After all of that study and preparation, and after so many years attending Mass and then serving as deacon, I was now the priest-celebrant. As I moved through the Eucharistic Prayer, I attempted to focus my mind, to enter into what was happening, the enormity of what the Lord brings about through the Consecration of the bread and wine.
FOOD THAT ENDURES
As we read through the “Bread of Life Discourse” from Chapter 6 of St. John’s Gospel at Masses this month, we hear our Lord’s astounding assurance that in the Eucharist he gives us “the food that endures for eternal life” (Jn. 6:27).
That means that in the Mass, the temporal encounters the eternal, what St. Augustine calls “the now that does not pass away.” Through the ordinary instruments of bread and wine, God provides his own eternal, divine life. The priest begins the Eucharistic Prayer, “On the night he was betrayed,” recalling an event 2,000 years ago. And yet what Jesus did on that evening is made present there at the Mass. The priest repeats Jesus’ very words, “Take this, all of you ...,” but it is Jesus himself who speaks.
The gestures, too, point to the unfolding mystery. The priest raises his hands and brings them down over the bread and wine, making visible the calling down of the Holy Spirit upon them. The priest bows slightly and slows at the very words of institution. He pauses and genuflects after the consecration of the bread and the wine. The gestures reinforce the words and help us to focus on what is taking place, the joining of heaven and earth.
And that is what filled me with awe as I continued through the prayers of Consecration at my first Mass, the reality that through human hands, Christ acts and makes himself present in the most profound offering. The bread and wine become his Body and Blood, “the food that endures for eternal life.”

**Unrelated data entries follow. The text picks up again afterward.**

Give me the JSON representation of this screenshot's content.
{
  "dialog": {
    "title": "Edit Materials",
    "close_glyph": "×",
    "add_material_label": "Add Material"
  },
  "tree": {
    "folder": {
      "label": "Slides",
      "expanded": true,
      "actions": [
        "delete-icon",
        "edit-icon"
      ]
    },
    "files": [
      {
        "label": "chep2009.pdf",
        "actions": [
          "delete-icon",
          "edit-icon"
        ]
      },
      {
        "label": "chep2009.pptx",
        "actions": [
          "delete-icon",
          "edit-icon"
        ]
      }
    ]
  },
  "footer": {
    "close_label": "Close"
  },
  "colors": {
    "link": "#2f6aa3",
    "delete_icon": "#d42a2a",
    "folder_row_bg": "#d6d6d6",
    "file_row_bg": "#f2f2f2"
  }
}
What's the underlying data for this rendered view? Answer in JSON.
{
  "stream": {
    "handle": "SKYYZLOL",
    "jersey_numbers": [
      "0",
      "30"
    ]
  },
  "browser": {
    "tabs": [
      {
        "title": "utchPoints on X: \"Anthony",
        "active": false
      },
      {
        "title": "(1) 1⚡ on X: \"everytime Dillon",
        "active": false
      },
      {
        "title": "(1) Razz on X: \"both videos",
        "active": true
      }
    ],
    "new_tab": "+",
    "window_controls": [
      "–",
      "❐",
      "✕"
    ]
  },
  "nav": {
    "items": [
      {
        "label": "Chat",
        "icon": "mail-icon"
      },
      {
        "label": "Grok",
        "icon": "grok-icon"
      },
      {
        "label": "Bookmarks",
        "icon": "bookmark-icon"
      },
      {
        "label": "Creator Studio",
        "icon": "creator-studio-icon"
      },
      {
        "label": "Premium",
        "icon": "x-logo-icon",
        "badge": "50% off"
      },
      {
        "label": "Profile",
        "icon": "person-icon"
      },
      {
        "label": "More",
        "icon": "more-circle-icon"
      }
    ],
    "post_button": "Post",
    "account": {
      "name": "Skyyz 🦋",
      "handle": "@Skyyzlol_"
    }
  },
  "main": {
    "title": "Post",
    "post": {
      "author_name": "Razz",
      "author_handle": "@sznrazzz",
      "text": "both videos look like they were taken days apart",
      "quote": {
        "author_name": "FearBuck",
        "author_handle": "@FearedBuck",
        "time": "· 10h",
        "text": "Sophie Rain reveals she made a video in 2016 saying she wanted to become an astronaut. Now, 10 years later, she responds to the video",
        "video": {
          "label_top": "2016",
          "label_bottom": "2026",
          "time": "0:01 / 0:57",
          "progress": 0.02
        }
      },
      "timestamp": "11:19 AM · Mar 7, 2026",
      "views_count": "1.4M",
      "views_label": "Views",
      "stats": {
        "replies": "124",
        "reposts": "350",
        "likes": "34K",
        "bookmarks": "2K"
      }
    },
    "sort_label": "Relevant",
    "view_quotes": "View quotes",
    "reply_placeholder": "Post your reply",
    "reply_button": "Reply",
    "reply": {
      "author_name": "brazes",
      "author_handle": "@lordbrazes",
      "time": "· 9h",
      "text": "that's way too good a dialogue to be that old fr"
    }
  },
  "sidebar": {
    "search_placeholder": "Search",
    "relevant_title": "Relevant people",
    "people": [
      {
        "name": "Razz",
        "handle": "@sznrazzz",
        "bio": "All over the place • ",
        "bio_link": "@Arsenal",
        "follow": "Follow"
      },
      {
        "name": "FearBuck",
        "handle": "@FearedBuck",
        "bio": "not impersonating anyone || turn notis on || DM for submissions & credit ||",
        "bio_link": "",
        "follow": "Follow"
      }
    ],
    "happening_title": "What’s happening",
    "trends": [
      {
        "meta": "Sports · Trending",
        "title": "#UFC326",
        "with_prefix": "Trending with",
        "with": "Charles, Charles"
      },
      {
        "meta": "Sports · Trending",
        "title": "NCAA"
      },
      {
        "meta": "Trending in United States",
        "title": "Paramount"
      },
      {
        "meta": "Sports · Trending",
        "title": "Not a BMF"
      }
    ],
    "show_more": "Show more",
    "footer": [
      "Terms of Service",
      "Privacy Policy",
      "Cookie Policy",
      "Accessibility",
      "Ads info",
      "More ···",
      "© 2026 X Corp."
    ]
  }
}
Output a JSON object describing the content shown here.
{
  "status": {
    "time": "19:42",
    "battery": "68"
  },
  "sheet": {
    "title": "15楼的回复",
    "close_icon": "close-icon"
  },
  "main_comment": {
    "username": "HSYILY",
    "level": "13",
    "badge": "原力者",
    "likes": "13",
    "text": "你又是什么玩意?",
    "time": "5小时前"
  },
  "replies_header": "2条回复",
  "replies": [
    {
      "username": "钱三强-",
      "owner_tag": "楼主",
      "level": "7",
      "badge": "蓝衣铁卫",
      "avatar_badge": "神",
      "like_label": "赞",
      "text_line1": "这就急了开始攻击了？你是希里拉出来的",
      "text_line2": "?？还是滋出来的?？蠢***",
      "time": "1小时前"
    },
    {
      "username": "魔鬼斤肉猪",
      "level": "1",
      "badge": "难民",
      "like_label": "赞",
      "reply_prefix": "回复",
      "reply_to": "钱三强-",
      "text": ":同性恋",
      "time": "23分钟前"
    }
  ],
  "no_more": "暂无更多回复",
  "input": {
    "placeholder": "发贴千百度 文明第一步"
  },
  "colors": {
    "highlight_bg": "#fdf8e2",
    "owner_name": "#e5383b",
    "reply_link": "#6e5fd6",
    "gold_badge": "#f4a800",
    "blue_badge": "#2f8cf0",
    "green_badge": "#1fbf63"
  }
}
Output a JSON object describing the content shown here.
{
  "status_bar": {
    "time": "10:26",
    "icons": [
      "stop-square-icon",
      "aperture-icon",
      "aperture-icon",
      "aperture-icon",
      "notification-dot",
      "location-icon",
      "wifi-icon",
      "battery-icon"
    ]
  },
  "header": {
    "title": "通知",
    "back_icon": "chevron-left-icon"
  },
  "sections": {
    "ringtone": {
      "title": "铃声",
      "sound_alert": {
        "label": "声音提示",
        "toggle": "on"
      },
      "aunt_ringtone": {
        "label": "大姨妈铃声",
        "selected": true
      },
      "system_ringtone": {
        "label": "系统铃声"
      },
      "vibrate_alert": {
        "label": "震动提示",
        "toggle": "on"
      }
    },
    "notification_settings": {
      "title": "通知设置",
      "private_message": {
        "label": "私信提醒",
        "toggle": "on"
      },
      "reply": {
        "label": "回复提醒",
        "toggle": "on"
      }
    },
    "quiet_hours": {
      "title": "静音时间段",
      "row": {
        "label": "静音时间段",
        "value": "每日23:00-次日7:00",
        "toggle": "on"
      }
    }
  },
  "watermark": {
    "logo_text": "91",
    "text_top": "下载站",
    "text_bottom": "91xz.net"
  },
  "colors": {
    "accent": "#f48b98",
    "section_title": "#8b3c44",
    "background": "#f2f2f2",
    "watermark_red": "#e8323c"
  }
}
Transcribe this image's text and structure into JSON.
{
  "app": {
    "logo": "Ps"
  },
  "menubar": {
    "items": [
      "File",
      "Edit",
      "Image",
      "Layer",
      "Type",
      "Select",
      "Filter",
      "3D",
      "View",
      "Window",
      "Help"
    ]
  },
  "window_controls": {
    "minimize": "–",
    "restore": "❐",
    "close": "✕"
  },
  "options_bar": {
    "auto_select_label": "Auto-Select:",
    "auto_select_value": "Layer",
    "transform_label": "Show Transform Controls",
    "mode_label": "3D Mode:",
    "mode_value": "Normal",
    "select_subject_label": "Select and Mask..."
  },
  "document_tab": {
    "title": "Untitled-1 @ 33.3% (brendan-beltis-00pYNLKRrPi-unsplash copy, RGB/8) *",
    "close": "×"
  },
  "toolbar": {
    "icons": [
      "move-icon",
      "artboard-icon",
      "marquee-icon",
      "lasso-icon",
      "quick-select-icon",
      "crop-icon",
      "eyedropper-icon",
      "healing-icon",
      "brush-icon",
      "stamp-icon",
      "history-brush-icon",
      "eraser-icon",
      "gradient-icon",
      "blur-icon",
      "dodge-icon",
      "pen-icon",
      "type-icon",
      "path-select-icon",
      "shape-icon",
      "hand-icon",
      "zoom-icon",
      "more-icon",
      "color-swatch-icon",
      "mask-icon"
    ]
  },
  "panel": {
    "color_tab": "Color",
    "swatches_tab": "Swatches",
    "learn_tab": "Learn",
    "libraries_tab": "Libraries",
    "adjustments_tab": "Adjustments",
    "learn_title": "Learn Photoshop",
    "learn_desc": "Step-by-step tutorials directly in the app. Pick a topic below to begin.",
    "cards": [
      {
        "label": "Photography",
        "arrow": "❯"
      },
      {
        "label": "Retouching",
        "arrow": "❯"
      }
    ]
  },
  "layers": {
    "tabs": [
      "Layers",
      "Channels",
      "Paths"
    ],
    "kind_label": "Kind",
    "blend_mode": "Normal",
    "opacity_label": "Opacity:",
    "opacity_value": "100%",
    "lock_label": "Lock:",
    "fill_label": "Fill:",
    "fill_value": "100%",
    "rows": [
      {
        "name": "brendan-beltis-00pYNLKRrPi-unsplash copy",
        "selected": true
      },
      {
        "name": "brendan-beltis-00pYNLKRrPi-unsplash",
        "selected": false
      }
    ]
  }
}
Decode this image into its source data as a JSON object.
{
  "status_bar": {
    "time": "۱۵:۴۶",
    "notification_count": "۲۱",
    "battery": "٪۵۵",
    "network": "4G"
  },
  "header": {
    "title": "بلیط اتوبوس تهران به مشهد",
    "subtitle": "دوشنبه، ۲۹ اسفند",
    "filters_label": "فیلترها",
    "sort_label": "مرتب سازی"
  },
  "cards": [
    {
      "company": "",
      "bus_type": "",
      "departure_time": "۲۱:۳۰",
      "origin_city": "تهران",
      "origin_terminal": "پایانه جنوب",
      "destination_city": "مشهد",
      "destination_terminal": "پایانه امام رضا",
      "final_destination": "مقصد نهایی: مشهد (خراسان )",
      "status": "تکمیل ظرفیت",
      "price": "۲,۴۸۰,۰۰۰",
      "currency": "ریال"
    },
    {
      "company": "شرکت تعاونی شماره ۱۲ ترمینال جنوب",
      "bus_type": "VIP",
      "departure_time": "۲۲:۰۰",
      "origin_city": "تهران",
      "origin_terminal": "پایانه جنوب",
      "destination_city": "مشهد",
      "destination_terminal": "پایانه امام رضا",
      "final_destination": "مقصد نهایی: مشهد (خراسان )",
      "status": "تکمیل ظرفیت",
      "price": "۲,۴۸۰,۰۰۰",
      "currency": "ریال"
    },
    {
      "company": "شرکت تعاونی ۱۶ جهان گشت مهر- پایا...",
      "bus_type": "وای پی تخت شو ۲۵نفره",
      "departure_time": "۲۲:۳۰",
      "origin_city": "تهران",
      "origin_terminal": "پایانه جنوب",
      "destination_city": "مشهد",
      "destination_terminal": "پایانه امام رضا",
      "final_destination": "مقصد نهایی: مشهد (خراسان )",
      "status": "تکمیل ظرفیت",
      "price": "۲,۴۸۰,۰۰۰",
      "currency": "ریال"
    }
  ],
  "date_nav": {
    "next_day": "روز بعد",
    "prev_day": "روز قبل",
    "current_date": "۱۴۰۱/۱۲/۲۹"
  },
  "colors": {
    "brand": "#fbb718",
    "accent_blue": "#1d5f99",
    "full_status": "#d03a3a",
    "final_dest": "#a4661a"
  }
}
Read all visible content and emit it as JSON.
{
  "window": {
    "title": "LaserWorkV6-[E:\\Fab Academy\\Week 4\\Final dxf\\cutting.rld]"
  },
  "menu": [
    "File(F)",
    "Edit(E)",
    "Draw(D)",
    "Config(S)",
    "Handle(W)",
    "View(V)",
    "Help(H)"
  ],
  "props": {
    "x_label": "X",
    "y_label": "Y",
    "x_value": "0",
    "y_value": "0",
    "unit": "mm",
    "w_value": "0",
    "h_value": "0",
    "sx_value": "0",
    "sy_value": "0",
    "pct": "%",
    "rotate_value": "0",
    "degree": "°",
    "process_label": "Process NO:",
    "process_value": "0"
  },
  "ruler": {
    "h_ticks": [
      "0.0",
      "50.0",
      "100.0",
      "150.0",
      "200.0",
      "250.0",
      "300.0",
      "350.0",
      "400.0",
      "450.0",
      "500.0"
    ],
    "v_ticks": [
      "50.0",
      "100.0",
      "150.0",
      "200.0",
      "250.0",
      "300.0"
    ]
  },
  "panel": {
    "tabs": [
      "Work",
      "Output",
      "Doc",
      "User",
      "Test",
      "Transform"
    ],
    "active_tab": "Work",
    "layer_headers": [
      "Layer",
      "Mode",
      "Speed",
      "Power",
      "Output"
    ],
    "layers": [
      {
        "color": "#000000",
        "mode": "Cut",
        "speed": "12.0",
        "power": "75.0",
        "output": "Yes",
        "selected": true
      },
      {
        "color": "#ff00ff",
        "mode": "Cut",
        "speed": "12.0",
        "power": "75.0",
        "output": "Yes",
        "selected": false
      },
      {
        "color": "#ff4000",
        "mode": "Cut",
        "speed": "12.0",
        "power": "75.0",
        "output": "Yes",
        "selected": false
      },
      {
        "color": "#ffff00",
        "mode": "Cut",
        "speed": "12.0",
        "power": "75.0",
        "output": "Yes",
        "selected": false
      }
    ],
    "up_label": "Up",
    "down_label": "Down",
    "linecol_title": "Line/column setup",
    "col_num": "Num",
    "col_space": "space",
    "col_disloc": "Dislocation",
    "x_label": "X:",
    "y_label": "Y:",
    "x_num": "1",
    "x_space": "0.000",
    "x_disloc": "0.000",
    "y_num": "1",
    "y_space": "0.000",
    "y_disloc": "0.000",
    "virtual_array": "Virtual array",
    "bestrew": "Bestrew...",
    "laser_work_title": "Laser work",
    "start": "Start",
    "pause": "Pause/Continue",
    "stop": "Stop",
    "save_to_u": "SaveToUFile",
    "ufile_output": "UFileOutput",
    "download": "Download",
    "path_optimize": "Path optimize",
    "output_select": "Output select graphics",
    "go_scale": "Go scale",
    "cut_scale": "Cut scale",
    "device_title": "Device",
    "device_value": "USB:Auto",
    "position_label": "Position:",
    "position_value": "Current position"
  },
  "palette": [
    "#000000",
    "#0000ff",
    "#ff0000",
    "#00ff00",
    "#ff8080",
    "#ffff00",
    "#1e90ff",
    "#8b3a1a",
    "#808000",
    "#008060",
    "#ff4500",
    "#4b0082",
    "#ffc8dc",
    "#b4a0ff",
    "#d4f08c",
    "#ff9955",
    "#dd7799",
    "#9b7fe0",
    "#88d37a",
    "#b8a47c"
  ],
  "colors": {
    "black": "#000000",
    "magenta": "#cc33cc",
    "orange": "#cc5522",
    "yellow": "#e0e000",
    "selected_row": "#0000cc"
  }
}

That is why my awe joins with a profound sense of inadequacy as I proclaim the words of the Eucharistic Prayers regularly now at Masses. Gestures and words can point to, but hardly encompass, the mystery.
GATHERED INTO ONE
We cannot fully grasp the mystery, but we can open our hearts to it. That is why we “lift up our hearts” to the Lord in thanks and praise as we enter into the Liturgy of the Eucharist. We lift up our hearts to receive the awesome mystery that he will make present.
As I approach preaching the Bread of Life Discourse over these next several weeks for the first time, I know that the Lord is calling me to open my heart to the mystery. While the priest leads the Eucharistic Prayer, he raises up his heart with the congregation. Just as the priest has called down the Holy Spirit to make the bread and wine into Christ’s Body and Blood, so he then continues in praying that the Holy Spirit may gather us more fully as the Body of Christ. He asks that we may “become one Body, one Spirit, in Christ.”
There, as the Body of Christ, we receive the Bread of Life, the bread “which comes down from heaven and gives life to the world”(Jn. 6:33).
Father Tom Fallati is parochial vicar at St. Kateri Tekakwitha parish in Schenectady.